If i put say 123.123.123.123 into firefox desktop or mobile it will try to load a webpage from that host. If i put http://[ipv6] into desktop it works as well. If i do the same on mobile it sends it to my search engine as a query.
If i put say 123.123.123.123 into firefox desktop or mobile it will try to load a webpage from that host. If i put http://[ipv6] into desktop it works as well. If i do the same on mobile it sends it to my search engine as a query.
I have two firefox mobile browsers: beta and nightly. In Nightly this redirects to https://heise.de/ while in Beta, it opens google search: http://[2a02:2e0:3fe:1001:302::]
This might have something to do with different proxy settings on both.

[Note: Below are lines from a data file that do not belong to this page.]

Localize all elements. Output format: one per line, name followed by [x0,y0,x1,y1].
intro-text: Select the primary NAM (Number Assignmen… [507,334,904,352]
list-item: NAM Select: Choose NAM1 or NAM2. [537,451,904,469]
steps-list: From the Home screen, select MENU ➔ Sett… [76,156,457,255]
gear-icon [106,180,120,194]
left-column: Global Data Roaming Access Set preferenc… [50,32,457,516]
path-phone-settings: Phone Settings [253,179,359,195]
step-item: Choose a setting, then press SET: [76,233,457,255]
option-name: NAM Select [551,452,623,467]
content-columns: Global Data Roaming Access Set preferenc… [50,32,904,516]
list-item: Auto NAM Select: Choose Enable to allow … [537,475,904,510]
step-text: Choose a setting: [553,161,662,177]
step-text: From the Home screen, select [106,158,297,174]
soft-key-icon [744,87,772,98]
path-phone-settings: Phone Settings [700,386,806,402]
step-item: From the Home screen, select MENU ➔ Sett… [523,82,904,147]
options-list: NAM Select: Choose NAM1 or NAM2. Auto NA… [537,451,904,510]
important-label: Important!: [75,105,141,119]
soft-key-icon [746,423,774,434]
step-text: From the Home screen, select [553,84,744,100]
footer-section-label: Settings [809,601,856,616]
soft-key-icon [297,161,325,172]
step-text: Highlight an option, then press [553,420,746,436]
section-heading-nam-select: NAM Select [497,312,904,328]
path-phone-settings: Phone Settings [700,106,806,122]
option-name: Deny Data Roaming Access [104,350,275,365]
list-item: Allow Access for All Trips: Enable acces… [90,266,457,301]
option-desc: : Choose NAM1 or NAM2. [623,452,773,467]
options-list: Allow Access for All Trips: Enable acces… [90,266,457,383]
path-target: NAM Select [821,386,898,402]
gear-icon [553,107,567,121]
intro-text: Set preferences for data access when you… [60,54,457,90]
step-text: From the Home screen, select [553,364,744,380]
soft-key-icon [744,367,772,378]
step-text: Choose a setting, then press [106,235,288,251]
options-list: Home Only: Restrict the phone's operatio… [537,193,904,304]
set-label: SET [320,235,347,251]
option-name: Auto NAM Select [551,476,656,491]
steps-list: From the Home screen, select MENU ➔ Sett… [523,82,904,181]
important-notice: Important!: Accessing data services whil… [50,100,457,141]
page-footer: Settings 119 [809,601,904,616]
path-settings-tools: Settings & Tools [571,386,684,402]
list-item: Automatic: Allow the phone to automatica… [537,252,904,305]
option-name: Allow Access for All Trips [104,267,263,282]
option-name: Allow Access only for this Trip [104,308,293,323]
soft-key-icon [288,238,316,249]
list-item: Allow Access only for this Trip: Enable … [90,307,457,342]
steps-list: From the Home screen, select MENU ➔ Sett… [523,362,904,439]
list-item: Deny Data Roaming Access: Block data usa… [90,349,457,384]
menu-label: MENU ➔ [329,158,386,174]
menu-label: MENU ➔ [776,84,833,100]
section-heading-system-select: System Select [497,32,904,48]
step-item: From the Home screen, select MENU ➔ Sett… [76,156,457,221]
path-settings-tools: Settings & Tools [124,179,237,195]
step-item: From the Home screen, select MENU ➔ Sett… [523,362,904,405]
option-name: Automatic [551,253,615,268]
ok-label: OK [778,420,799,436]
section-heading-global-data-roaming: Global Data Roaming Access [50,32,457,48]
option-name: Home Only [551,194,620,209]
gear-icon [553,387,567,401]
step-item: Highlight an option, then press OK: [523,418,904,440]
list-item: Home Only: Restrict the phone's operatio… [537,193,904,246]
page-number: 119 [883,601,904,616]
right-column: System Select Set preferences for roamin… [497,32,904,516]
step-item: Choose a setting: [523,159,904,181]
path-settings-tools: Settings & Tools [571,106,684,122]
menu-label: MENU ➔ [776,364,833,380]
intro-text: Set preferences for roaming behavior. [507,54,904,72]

No, it has to do with UI element where you type addresses and searches (input box). It’s a very old bug, you can find issues on GitHub, Bugzilla etc.
Input box is supposed to understand whether what you type is an address, and if not, it is being treated as a search query. To understand if it’s an address, it uses Regular Expressions. Their regular expression is wrong, so it can find IPv4 address, but can’t find IPv6. As simple as that.
There were some pull requests to fix that, but guys at Mozilla said that those pull requests lead to performance regressions and rejected that.
I know all of this because I could not use IPv6 addresses too and hadbl to look for the issue and find workarounds.
The latest PR was accepted in November, so IPv6 literals work in v122 alpha.